Rival wine book publisher Académie du Vin seems to be going from from strength to strength. Launched by the late Steven Spurrier back in 2018, its production values put Infinite Ideas to shame. The latest release is a compendium, On California: From Napa to Nebbiolo… Wine Tales from the Golden State. If it’s not quite as good as its predecessor, On Bordeaux, that’s only to be expected, as people have been writing about Bordeaux for longer. Nevertheless, there’s an impressive line-up featuring Jon Bonné, Margaret Rand, Randall Grahm, and Hugh Johnson. The big topics – Zinfandel, the Mondavis and the Judgement of Paris – are covered well but, as others have pointed out, California is more like a country than a region, so inevitably there are gaps. Grahm aside, there’s very little about the Rhône Rangers. You should buy On California, but then I’d highly recommend reading Patrick Cominskey’s American Rhône and Patrick Matthews’ Real Wine.
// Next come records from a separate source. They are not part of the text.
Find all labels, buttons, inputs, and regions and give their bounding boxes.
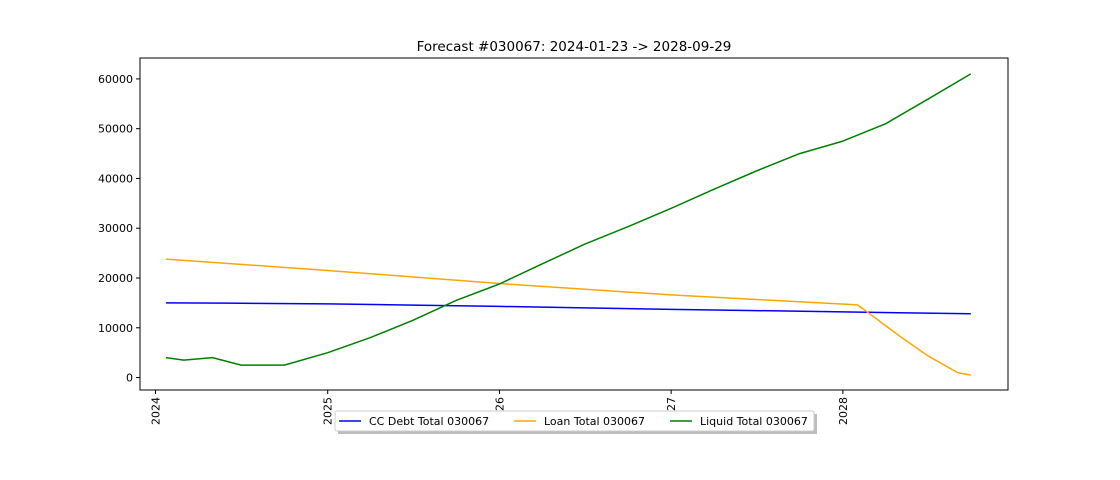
y-tick-label: 0 bbox=[126, 372, 133, 385]
y-tick-label: 20000 bbox=[98, 272, 133, 285]
legend-label-1: CC Debt Total 030067 bbox=[369, 415, 489, 428]
y-tick-label: 50000 bbox=[98, 123, 133, 136]
legend-box bbox=[334, 410, 815, 432]
y-tick-label: 60000 bbox=[98, 73, 133, 86]
x-tick-label: 2028 bbox=[837, 397, 850, 425]
x-tick-label: 2025 bbox=[322, 397, 335, 425]
y-tick-label: 30000 bbox=[98, 222, 133, 235]
chart-title: Forecast #030067: 2024-01-23 -> 2028-09-… bbox=[417, 39, 732, 55]
legend-entries: CC Debt Total 030067 Loan Total 030067 Liq… bbox=[339, 415, 808, 428]
plot-area-frame bbox=[139, 57, 1009, 391]
series-line-1 bbox=[165, 302, 971, 315]
series-line-3 bbox=[165, 73, 972, 366]
series-line-2 bbox=[165, 258, 971, 376]
legend: CC Debt Total 030067 Loan Total 030067 Liq… bbox=[334, 410, 817, 434]
y-tick-label: 40000 bbox=[98, 172, 133, 185]
legend-label-2: Loan Total 030067 bbox=[544, 415, 645, 428]
legend-label-3: Liquid Total 030067 bbox=[700, 415, 808, 428]
y-tick-label: 10000 bbox=[98, 322, 133, 335]
series-layer bbox=[165, 73, 972, 376]
x-tick-label: 2024 bbox=[150, 397, 163, 425]
y-axis: 0 10000 20000 30000 40000 50000 60000 bbox=[98, 73, 140, 385]
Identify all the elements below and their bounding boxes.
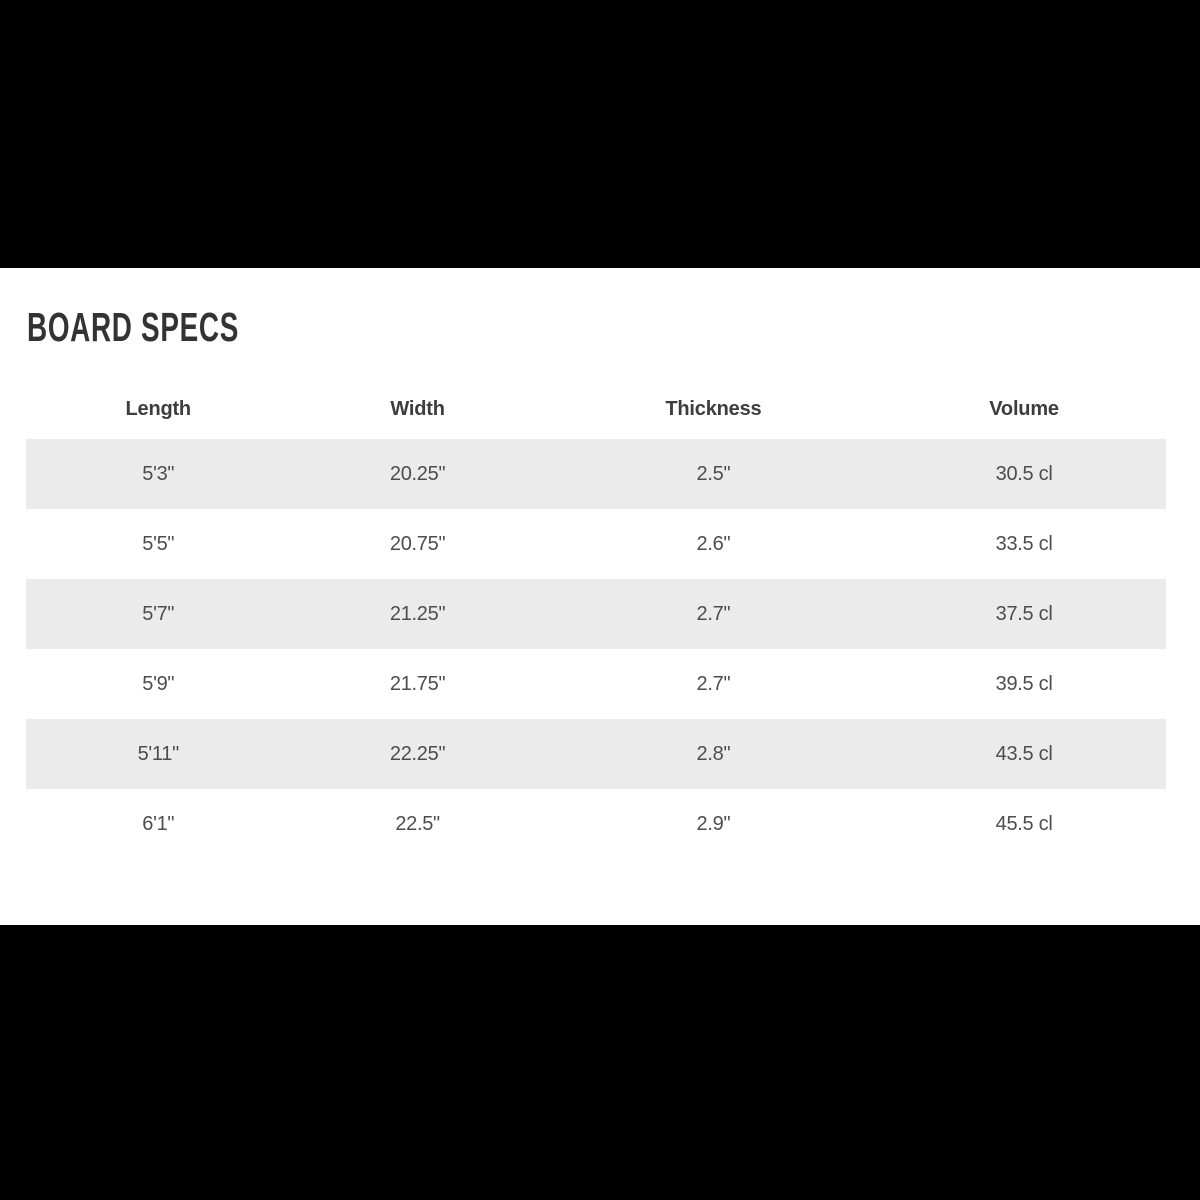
table-cell-volume: 30.5 cl bbox=[995, 462, 1053, 485]
board-specs-table: Length Width Thickness Volume 5'3" 20.25… bbox=[26, 379, 1166, 860]
table-cell-thickness: 2.9" bbox=[696, 812, 731, 835]
table-cell-width: 21.25" bbox=[389, 602, 446, 625]
table-cell-volume: 37.5 cl bbox=[995, 602, 1053, 625]
table-row: 5'11" 22.25" 2.8" 43.5 cl bbox=[26, 719, 1166, 790]
table-header-row: Length Width Thickness Volume bbox=[26, 379, 1166, 439]
table-cell-thickness: 2.8" bbox=[696, 742, 731, 765]
board-specs-section: BOARD SPECS Length Width Thickness Volum… bbox=[0, 268, 1200, 925]
table-cell-length: 5'3" bbox=[142, 462, 175, 485]
table-cell-length: 5'5" bbox=[142, 532, 175, 555]
top-black-band bbox=[0, 0, 1200, 268]
table-cell-volume: 33.5 cl bbox=[995, 532, 1053, 555]
table-cell-width: 20.75" bbox=[389, 532, 446, 555]
table-row: 5'7" 21.25" 2.7" 37.5 cl bbox=[26, 579, 1166, 650]
table-cell-volume: 39.5 cl bbox=[995, 672, 1053, 695]
bottom-black-band bbox=[0, 925, 1200, 1200]
table-cell-length: 5'7" bbox=[142, 602, 175, 625]
table-cell-width: 22.25" bbox=[389, 742, 446, 765]
table-cell-volume: 45.5 cl bbox=[995, 812, 1053, 835]
table-row: 5'5" 20.75" 2.6" 33.5 cl bbox=[26, 509, 1166, 580]
table-cell-thickness: 2.7" bbox=[696, 602, 731, 625]
column-header-length: Length bbox=[125, 397, 192, 420]
table-cell-length: 6'1" bbox=[142, 812, 175, 835]
table-cell-length: 5'11" bbox=[137, 742, 180, 765]
table-cell-volume: 43.5 cl bbox=[995, 742, 1053, 765]
column-header-thickness: Thickness bbox=[665, 397, 762, 420]
table-cell-thickness: 2.5" bbox=[696, 462, 731, 485]
table-cell-thickness: 2.7" bbox=[696, 672, 731, 695]
table-cell-length: 5'9" bbox=[142, 672, 175, 695]
table-cell-thickness: 2.6" bbox=[696, 532, 731, 555]
table-cell-width: 20.25" bbox=[389, 462, 446, 485]
table-row: 5'3" 20.25" 2.5" 30.5 cl bbox=[26, 439, 1166, 510]
column-header-width: Width bbox=[390, 397, 445, 420]
table-cell-width: 22.5" bbox=[395, 812, 440, 835]
table-cell-width: 21.75" bbox=[389, 672, 446, 695]
table-row: 5'9" 21.75" 2.7" 39.5 cl bbox=[26, 649, 1166, 720]
section-title: BOARD SPECS bbox=[27, 304, 239, 350]
column-header-volume: Volume bbox=[989, 397, 1059, 420]
table-row: 6'1" 22.5" 2.9" 45.5 cl bbox=[26, 789, 1166, 860]
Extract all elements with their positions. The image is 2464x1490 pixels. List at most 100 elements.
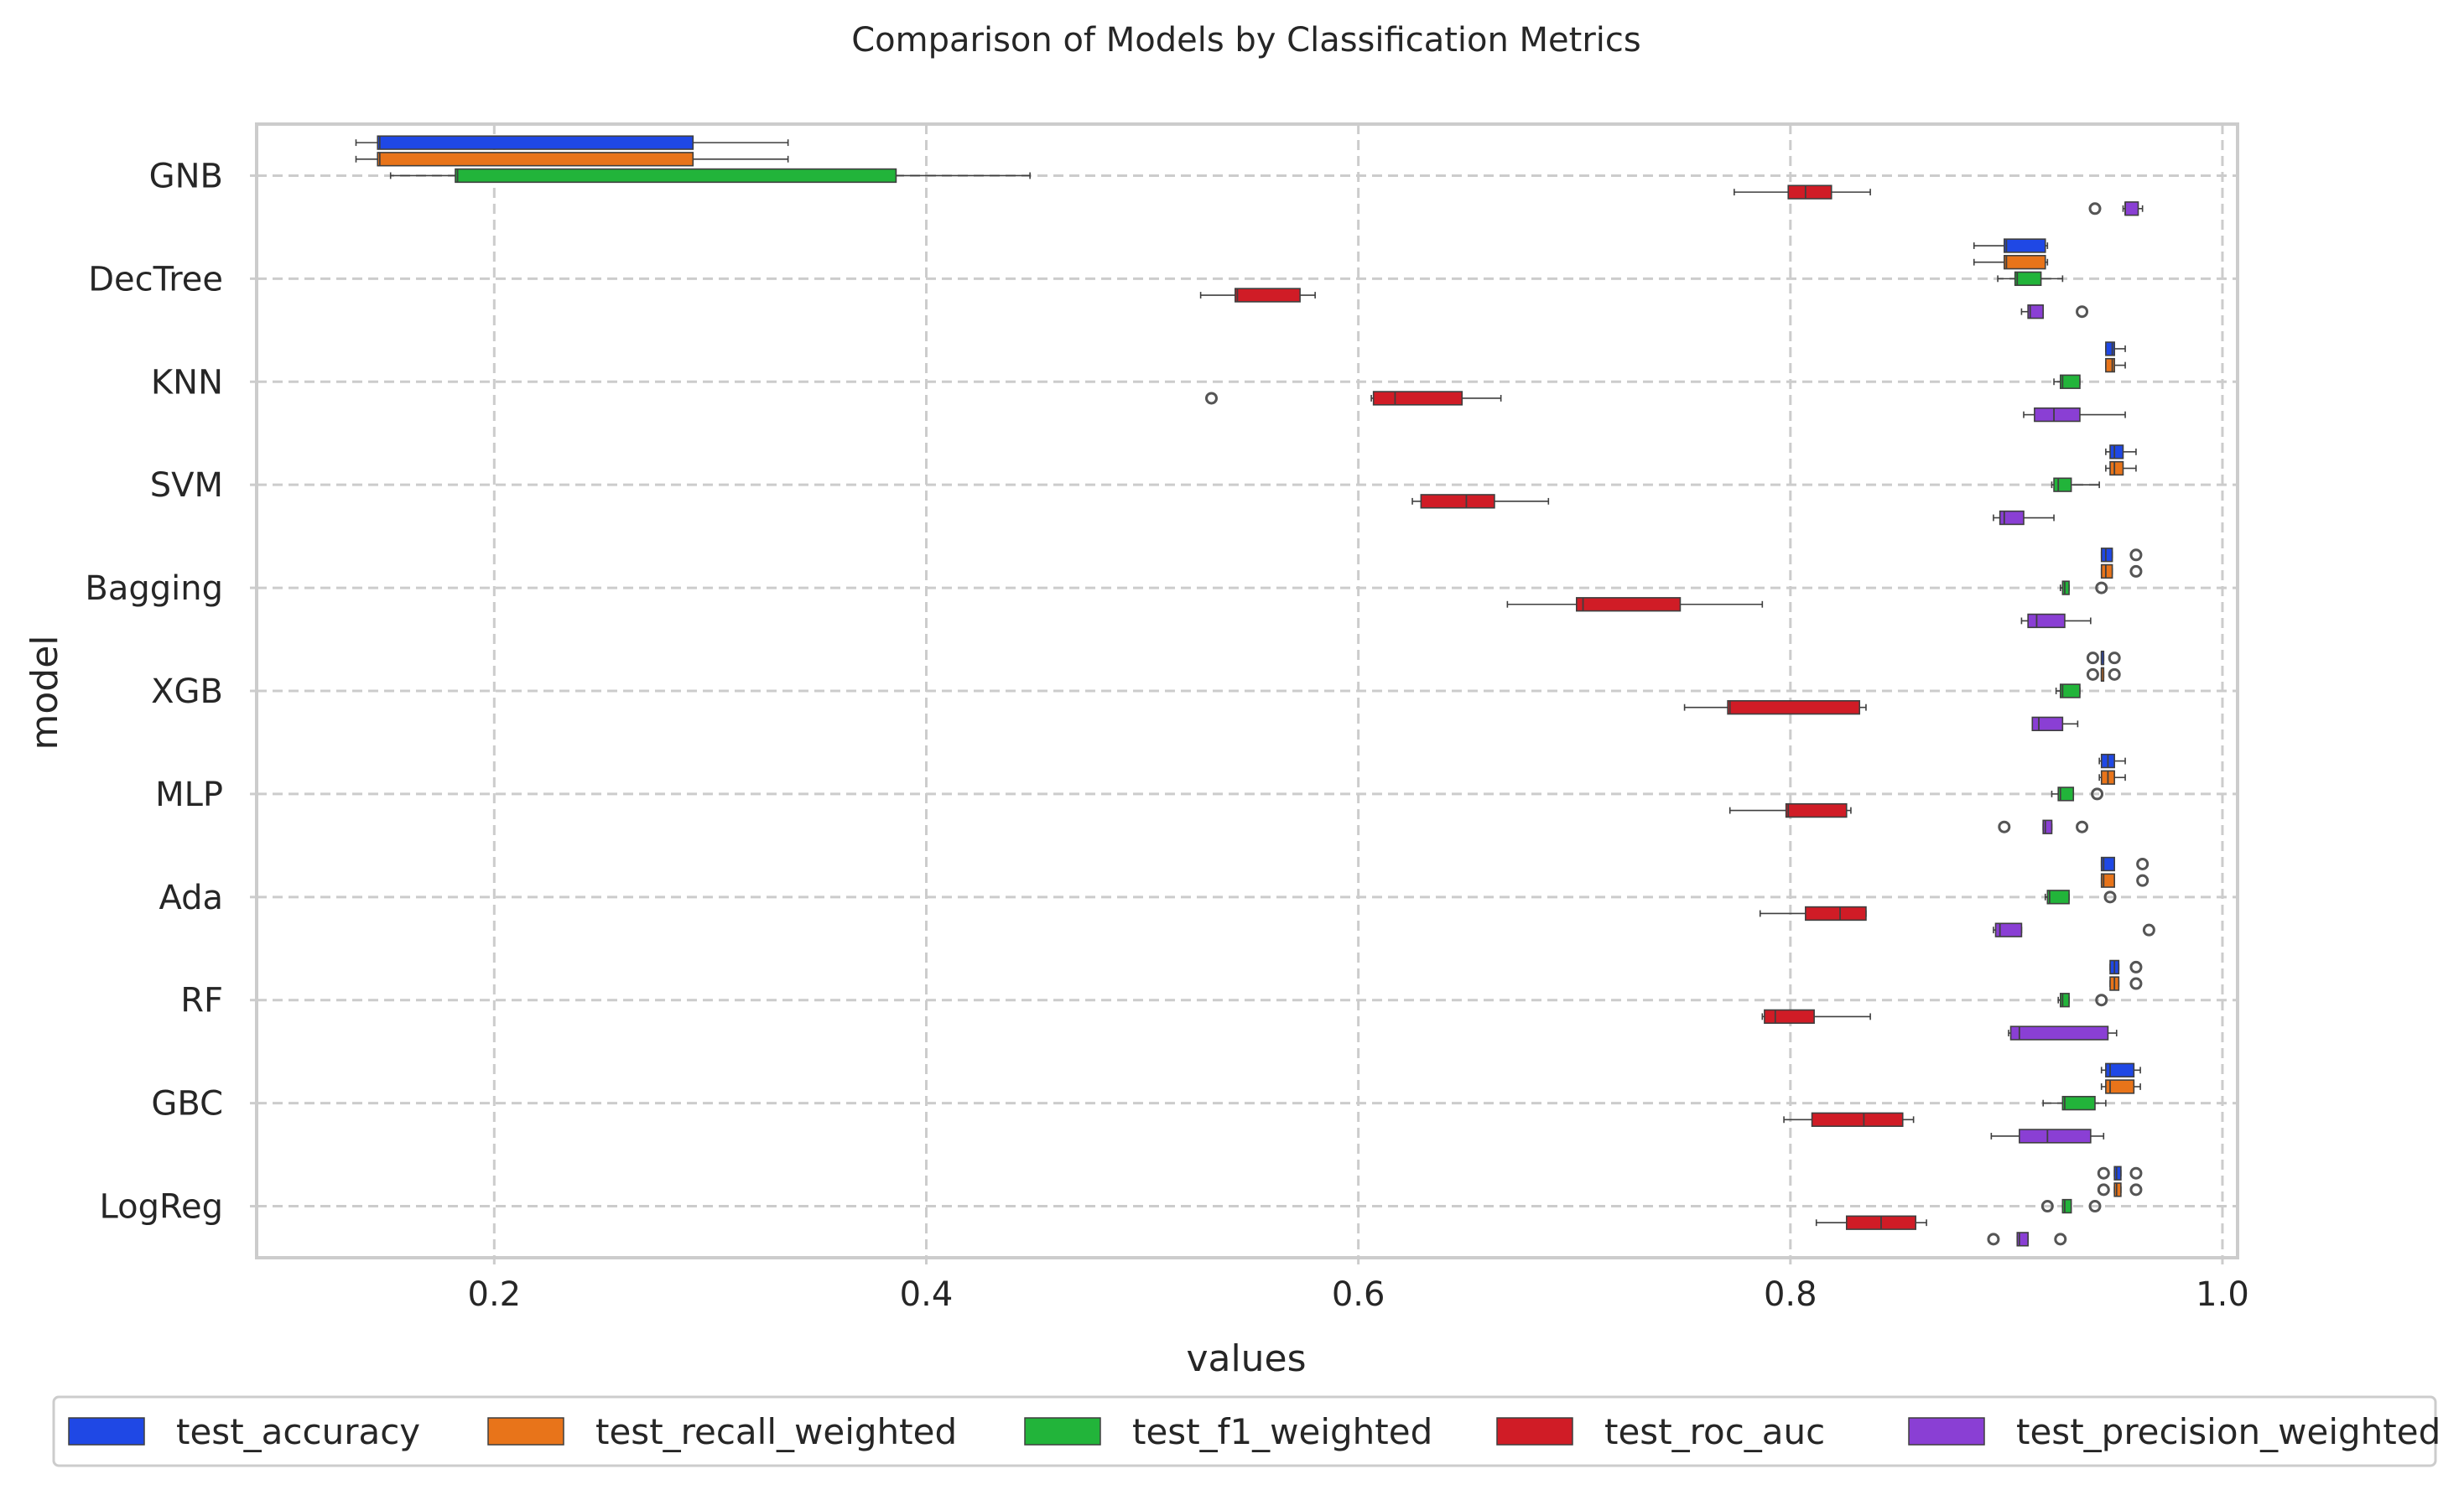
outlier-point (1987, 1233, 2000, 1246)
box-test_f1_weighted (455, 168, 897, 184)
box-test_recall_weighted (2100, 873, 2115, 888)
y-tick-label: KNN (151, 363, 223, 402)
box-test_f1_weighted (2061, 580, 2070, 595)
legend-label: test_f1_weighted (1132, 1411, 1432, 1452)
box-test_accuracy (2109, 444, 2124, 459)
box-test_roc_auc (1372, 391, 1463, 406)
legend-label: test_recall_weighted (595, 1411, 957, 1452)
legend-item-test_f1_weighted: test_f1_weighted (1024, 1411, 1432, 1452)
chart-title: Comparison of Models by Classification M… (851, 21, 1640, 60)
box-test_precision_weighted (2031, 716, 2064, 731)
box-test_accuracy (2113, 1166, 2122, 1181)
outlier-point (2129, 548, 2143, 562)
outlier-point (2076, 820, 2089, 833)
legend-swatch (68, 1417, 145, 1446)
plot-area-frame (255, 122, 2239, 1259)
box-test_roc_auc (1576, 597, 1682, 612)
box-test_recall_weighted (2105, 357, 2115, 373)
legend: test_accuracy test_recall_weighted test_f1… (52, 1395, 2441, 1467)
outlier-point (1204, 392, 1218, 405)
x-tick-label: 0.8 (1764, 1275, 1817, 1314)
y-tick-label: Bagging (85, 569, 223, 608)
box-test_recall_weighted (2004, 255, 2046, 270)
box-test_precision_weighted (2009, 1025, 2109, 1041)
box-test_accuracy (2004, 238, 2046, 253)
box-test_roc_auc (1727, 699, 1861, 715)
box-test_roc_auc (1764, 1009, 1815, 1025)
box-test_precision_weighted (2027, 613, 2066, 629)
x-tick-label: 0.6 (1332, 1275, 1385, 1314)
x-tick-label: 1.0 (2196, 1275, 2249, 1314)
y-tick-label: LogReg (100, 1188, 223, 1227)
legend-swatch (487, 1417, 564, 1446)
y-tick-labels: GNB DecTree KNN SVM Bagging XGB MLP Ada RF GBC Log… (85, 157, 223, 1226)
outlier-point (1998, 820, 2011, 833)
outlier-point (2136, 874, 2150, 887)
box-test_recall_weighted (2105, 1079, 2135, 1094)
outlier-point (2103, 890, 2117, 904)
legend-item-test_precision_weighted: test_precision_weighted (1908, 1411, 2441, 1452)
outlier-point (2040, 1200, 2054, 1213)
outlier-point (2142, 923, 2155, 937)
x-tick-label: 0.4 (900, 1275, 954, 1314)
legend-entries: test_accuracy test_recall_weighted test_f1… (68, 1411, 2441, 1452)
box-test_accuracy (2105, 341, 2115, 356)
legend-frame (52, 1395, 2437, 1467)
outlier-point (2095, 994, 2108, 1007)
grid-lines (250, 124, 2238, 1264)
box-test_precision_weighted (2027, 304, 2044, 319)
box-test_accuracy (2100, 548, 2113, 563)
x-tick-labels: 0.2 0.4 0.6 0.8 1.0 (468, 1275, 2249, 1314)
y-tick-label: RF (180, 982, 223, 1020)
y-tick-label: GBC (151, 1085, 223, 1124)
y-tick-label: DecTree (88, 260, 223, 299)
y-tick-label: SVM (150, 466, 223, 505)
box-test_f1_weighted (2046, 890, 2070, 905)
outlier-point (2129, 977, 2143, 990)
box-test_roc_auc (1787, 184, 1832, 200)
legend-label: test_precision_weighted (2016, 1411, 2441, 1452)
box-test_roc_auc (1785, 802, 1848, 818)
legend-swatch (1908, 1417, 1985, 1446)
outlier-point (2088, 202, 2102, 215)
y-tick-label: XGB (151, 672, 223, 711)
box-test_recall_weighted (2109, 460, 2124, 476)
box-test_recall_weighted (2113, 1182, 2122, 1197)
legend-swatch (1496, 1417, 1573, 1446)
box-test_precision_weighted (2019, 1129, 2092, 1144)
legend-item-test_accuracy: test_accuracy (68, 1411, 420, 1452)
outlier-point (2136, 857, 2150, 870)
y-tick-label: Ada (159, 879, 223, 917)
outlier-point (2129, 1166, 2143, 1180)
box-test_accuracy (2105, 1062, 2135, 1077)
outlier-point (2129, 564, 2143, 578)
outlier-point (2129, 960, 2143, 973)
outlier-point (2108, 667, 2121, 681)
box-test_f1_weighted (2014, 271, 2042, 287)
outlier-point (2129, 1183, 2143, 1197)
box-test_accuracy (377, 135, 694, 150)
outlier-point (2076, 305, 2089, 319)
outlier-point (2091, 787, 2104, 801)
box-test_precision_weighted (2124, 201, 2139, 216)
box-test_recall_weighted (2100, 563, 2113, 579)
box-test_precision_weighted (1999, 510, 2025, 526)
box-test_roc_auc (1235, 288, 1301, 303)
x-axis-label: values (1186, 1337, 1306, 1380)
outlier-point (2108, 652, 2121, 665)
box-test_f1_weighted (2053, 477, 2072, 492)
outlier-point (2095, 581, 2108, 594)
box-test_recall_weighted (377, 152, 694, 167)
outlier-point (2097, 1166, 2110, 1180)
box-test_f1_weighted (2057, 787, 2075, 802)
box-test_roc_auc (1805, 906, 1867, 922)
y-tick-label: GNB (149, 157, 223, 195)
box-test_f1_weighted (2059, 993, 2070, 1008)
outlier-point (2088, 1200, 2102, 1213)
x-tick-label: 0.2 (468, 1275, 522, 1314)
box-layer (355, 135, 2155, 1247)
box-test_f1_weighted (2059, 683, 2081, 698)
box-test_roc_auc (1420, 494, 1495, 509)
legend-item-test_roc_auc: test_roc_auc (1496, 1411, 1825, 1452)
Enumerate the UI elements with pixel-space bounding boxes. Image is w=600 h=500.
And finally, as Woolf and Camuto demonstrate so well, wine needs food. For me, nobody writes about putting the two together than Victoria Moore. Her Wine Dine Dictionary is a book that I refer to more than any other. Now, there’s a new version out called Fried Eggs and Rioja which is an abridged version with some extra bits. There’s no better stocking filler for the wine lover in your life.